Palm Readings by the Infinity Pool
The infinity pool at the Oaxaca resort blurred into the Pacific, that impossible seam where water met water. Elena sat at the edge, her legs submerged, nursing a mezcal that had gone warm in the sun. Three days into what was supposed to be a reconciliation trip with Marcus, and she hadn't seen him since their arrival flight.
He'd been called into emergency meetings. Something about the merger. Something that required his immediate attention in the business center, away from prying eyes and ears.
Elena traced the condensation on her glass. She wasn't an idiot. She'd noticed the encrypted messages on his phone at 2 AM. The way he'd started password-protecting his laptop. The sudden trips to Singapore that never appeared on his shared calendar. But she'd told herself she was being paranoid—that fourteen years of marriage earned more than suspicion.
"You look like someone waiting for bad news."
Elena jumped. A woman in her sixths had settled into the adjacent chaise, dressed entirely in white linen, silver hair pulled back with the casual elegance of women who had long ago stopped trying to impress anyone. Her skin was the color of cured tobacco, deeply lined around eyes that had seen everything.
"Just thinking," Elena said.
"The palms here are remarkable," the woman said, gesturing at the grove of coconut trees swaying in the afternoon breeze. "Did you know they can predict weather better than satellites? The locals swear by it. When the fronds start turning upward, rain's coming within twenty-four hours. They bend away from the wind before it even arrives."

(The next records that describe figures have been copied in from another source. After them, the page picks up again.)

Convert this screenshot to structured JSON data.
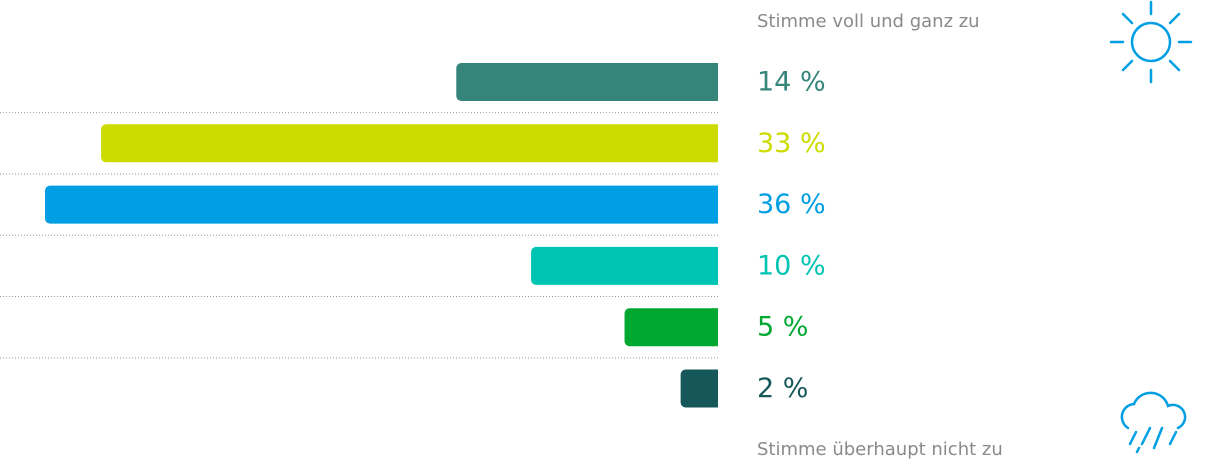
{
  "chart_data": {
    "type": "bar",
    "orientation": "horizontal",
    "top_label": "Stimme voll und ganz zu",
    "bottom_label": "Stimme überhaupt nicht zu",
    "values": [
      14,
      33,
      36,
      10,
      5,
      2
    ],
    "value_labels": [
      "14 %",
      "33 %",
      "36 %",
      "10 %",
      "5 %",
      "2 %"
    ],
    "colors": [
      "#35857a",
      "#cddc00",
      "#009fe3",
      "#00c4b3",
      "#00a832",
      "#16585a"
    ]
  }
}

"I read palms," the woman continued, as if this were the most natural segue in the world. "Not the tourist nonsense. The real patterns. The lines don't lie, even when we do."
Something in Elena's chest tightened. "You're a fortune teller."
"I'm an observer." She extended a hand, palm up. "Yours shows a life line that forks unexpectedly around age forty. A significant departure from the expected path. And here—" her finger hovered over Elena's actual palm now, though she wasn't touching it "—your heart line was interrupted, then reformed. You've already survived the break once. You know what comes next."
Elena's phone vibrated against the concrete. A message from Marcus: *Dinner tonight? Finally done.*
"He's not in meetings, is he?" Elena whispered.
"The business center has been empty all week," the woman said. "I've been reading at the café outside it for days. The only person who's been in and out is your husband, carrying nothing but a coffee cup and a phone he won't put down."
Elena stood up, water dripping from her legs onto the sun-baked tiles. Fourteen years of corporate espionage for defense contractors had taught her how to spy on foreign governments. How to spot surveillance. How to detect a lie. But she'd never turned that lens on her own life.
Until now.
"What do I owe you?" Elena asked.
"Nothing." The woman smiled, revealing perfect teeth that had to be expensive. "Consider it a gift from someone who learned that palm trees don't just predict weather—they survive it. They bend. They don't break."
Elena walked back to the room, the ocean's heat at her back, knowing exactly what she'd find when she hacked Marcus's phone tonight. Some truths, she realized, didn't need to be read in palms or stars. They lived in the encryption we built around our secrets, waiting for someone brave enough—or broken enough—to finally look.